Madrid, lugar inesperado. Grata sorpresa a la que no acabo de acostumbrarme. Ciudad homogénea, sólida y donde los descubrimientos se hacen poco a poco.
Semana Santa: a primera hora de la tarde, las calles desiertas y las iglesias comienzan a llenarse para celebrar la Semana Santa. Dentro de la iglesia, señoras con joyas. Hombres bien vestidos. Niñas con lazos.
Fuera, después de los oficios, la gente empieza a agruparse en las calles donde pasará la procesión. Muchos quieren ver a la virgen.
Poco a poco, me voy alejando de la gente. Siguen a mi alrededor pero solo me fijo en algún anciano desprevenido, el hombre invisible de la Plaza Mayor. Prefiero – me llaman – los detalles de las fachadas, los cambios de luz del atardecer que se acerca, los primeros brotes de la primavera. Una sombra efímera en el cristal perfecto y pulido.
De pronto, un árbol naranja en una calle mirándome de frente, como una pequeña llama encendida en mitad de la indiferencia buscando arder para llenarlo todo de luz.
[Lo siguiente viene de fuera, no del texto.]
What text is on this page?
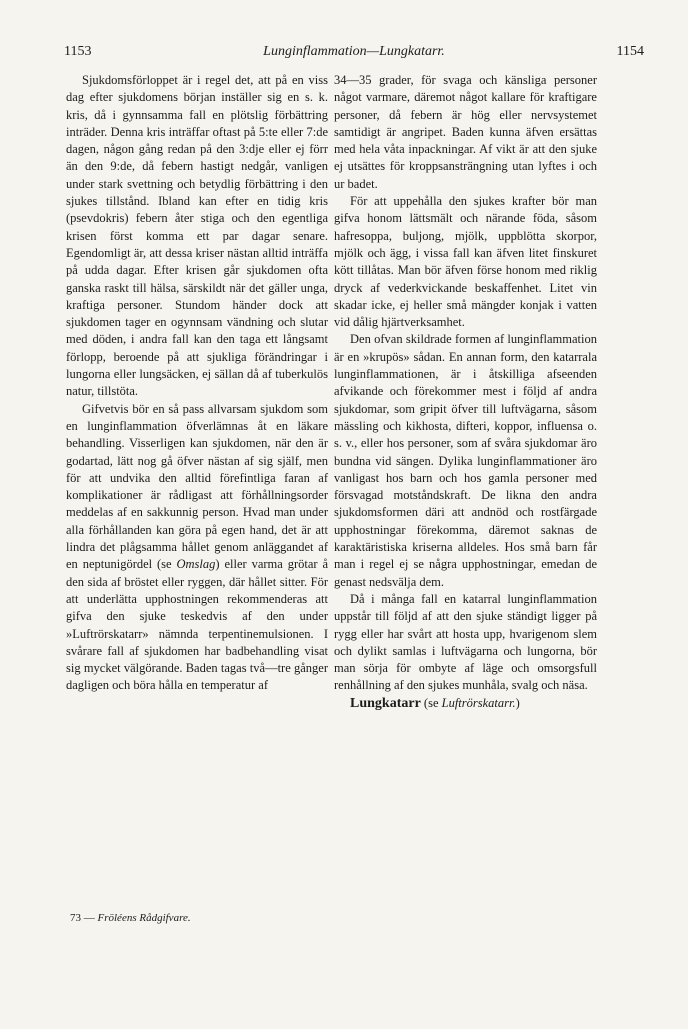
1153	Lunginflammation—Lungkatarr.	1154

Sjukdomsförloppet är i regel det, att på en viss dag efter sjukdomens början inställer sig en s. k. kris, då i gynnsamma fall en plötslig förbättring inträder. Denna kris inträffar oftast på 5:te eller 7:de dagen, någon gång redan på den 3:dje eller ej förr än den 9:de, då febern hastigt nedgår, vanligen under stark svettning och betydlig förbättring i den sjukes tillstånd. Ibland kan efter en tidig kris (psevdokris) febern åter stiga och den egentliga krisen först komma ett par dagar senare. Egendomligt är, att dessa kriser nästan alltid inträffa på udda dagar. Efter krisen går sjukdomen ofta ganska raskt till hälsa, särskildt när det gäller unga, kraftiga personer. Stundom händer dock att sjukdomen tager en ogynnsam vändning och slutar med döden, i andra fall kan den taga ett långsamt förlopp, beroende på att sjukliga förändringar i lungorna eller lungsäcken, ej sällan då af tuberkulös natur, tillstöta.

Gifvetvis bör en så pass allvarsam sjukdom som en lunginflammation öfverlämnas åt en läkare behandling. Visserligen kan sjukdomen, när den är godartad, lätt nog gå öfver nästan af sig själf, men för att undvika den alltid förefintliga faran af komplikationer är rådligast att förhållningsorder meddelas af en sakkunnig person. Hvad man under alla förhållanden kan göra på egen hand, det är att lindra det plågsamma hållet genom anläggandet af en neptunigördel (se Omslag) eller varma grötar å den sida af bröstet eller ryggen, där hållet sitter. För att underlätta upphostningen rekommenderas att gifva den sjuke teskedvis af den under »Luftrörskatarr» nämnda terpentinemulsionen. I svårare fall af sjukdomen har badbehandling visat sig mycket välgörande. Baden tagas två—tre gånger dagligen och böra hålla en temperatur af

34—35 grader, för svaga och känsliga personer något varmare, däremot något kallare för kraftigare personer, då febern är hög eller nervsystemet samtidigt är angripet. Baden kunna äfven ersättas med hela våta inpackningar. Af vikt är att den sjuke ej utsättes för kroppsansträngning utan lyftes i och ur badet.

För att uppehålla den sjukes krafter bör man gifva honom lättsmält och närande föda, såsom hafresoppa, buljong, mjölk, uppblötta skorpor, mjölk och ägg, i vissa fall kan äfven litet finskuret kött tillåtas. Man bör äfven förse honom med riklig dryck af vederkvickande beskaffenhet. Litet vin skadar icke, ej heller små mängder konjak i vatten vid dålig hjärtverksamhet.

Den ofvan skildrade formen af lunginflammation är en »krupös» sådan. En annan form, den katarrala lunginflammationen, är i åtskilliga afseenden afvikande och förekommer mest i följd af andra sjukdomar, som gripit öfver till luftvägarna, såsom mässling och kikhosta, difteri, koppor, influensa o. s. v., eller hos personer, som af svåra sjukdomar äro bundna vid sängen. Dylika lunginflammationer äro vanligast hos barn och hos gamla personer med försvagad motståndskraft. De likna den andra sjukdomsformen däri att andnöd och rostfärgade upphostningar förekomma, däremot saknas de karaktäristiska kriserna alldeles. Hos små barn får man i regel ej se några upphostningar, emedan de genast nedsvälja dem.

Då i många fall en katarral lunginflammation uppstår till följd af att den sjuke ständigt ligger på rygg eller har svårt att hosta upp, hvarigenom slem och dylikt samlas i luftvägarna och lungorna, bör man sörja för ombyte af läge och omsorgsfull renhållning af den sjukes munhåla, svalg och näsa.

Lungkatarr (se Luftrörskatarr.)

73 — Fröléens Rådgifvare.
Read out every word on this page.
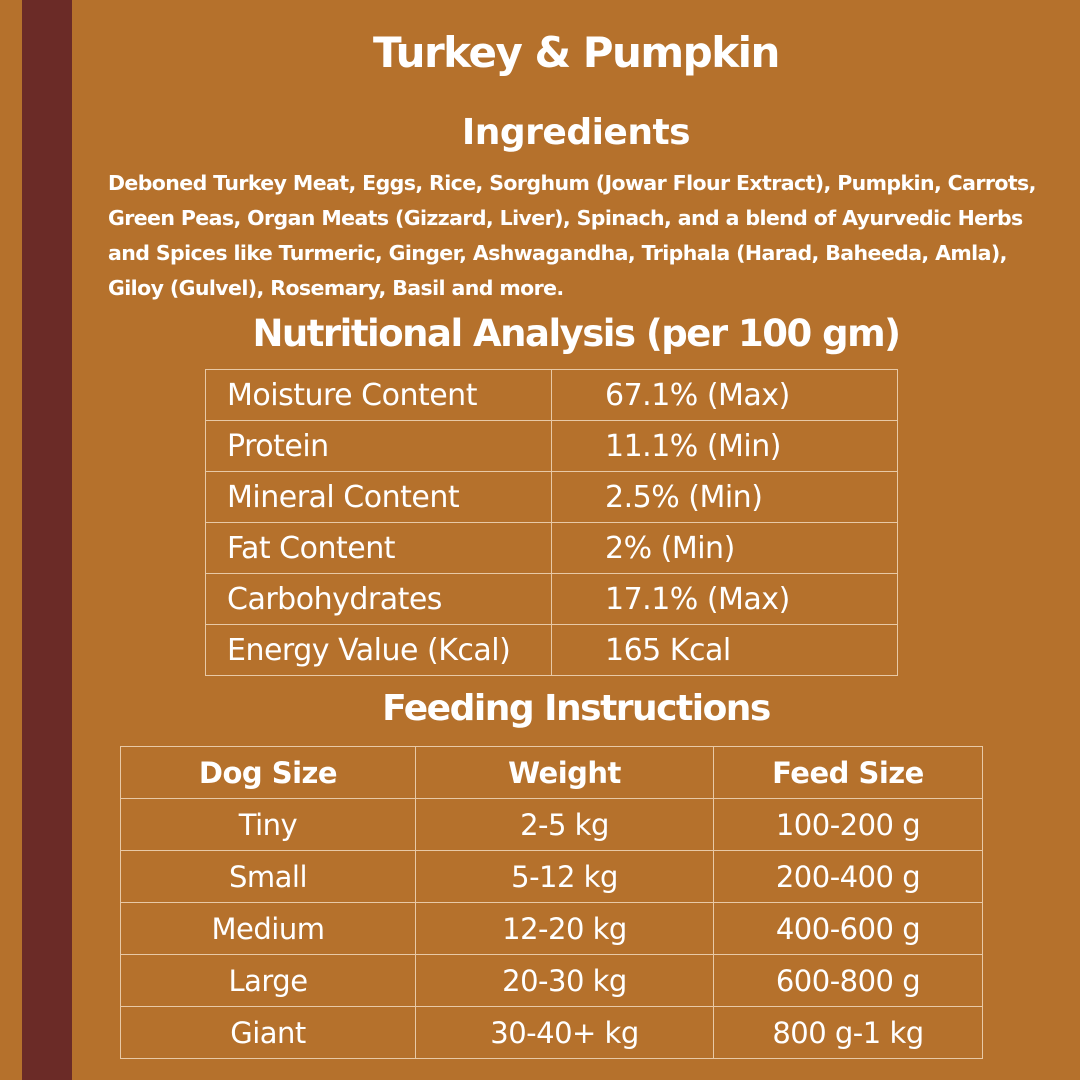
Turkey & Pumpkin
Ingredients
Deboned Turkey Meat, Eggs, Rice, Sorghum (Jowar Flour Extract), Pumpkin, Carrots, Green Peas, Organ Meats (Gizzard, Liver), Spinach, and a blend of Ayurvedic Herbs and Spices like Turmeric, Ginger, Ashwagandha, Triphala (Harad, Baheeda, Amla), Giloy (Gulvel), Rosemary, Basil and more.
Nutritional Analysis (per 100 gm)
Moisture Content	67.1% (Max)
Protein	11.1% (Min)
Mineral Content	2.5% (Min)
Fat Content	2% (Min)
Carbohydrates	17.1% (Max)
Energy Value (Kcal)	165 Kcal
Feeding Instructions
Dog Size	Weight	Feed Size
Tiny	2-5 kg	100-200 g
Small	5-12 kg	200-400 g
Medium	12-20 kg	400-600 g
Large	20-30 kg	600-800 g
Giant	30-40+ kg	800 g-1 kg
Mirándome y pidiéndome una foto. Obedezco.
Ahora ya en casa lo miro. Lo transformo. Lo miento. Para que lo veáis tan fugaz y tan iluminador como yo lo he visto en esa fracción de segundo.
Porque de eso, de la búsqueda, la pasión, el descubrimiento y el chispazo de fuego, trata este oficio. Y el paseo y el camino.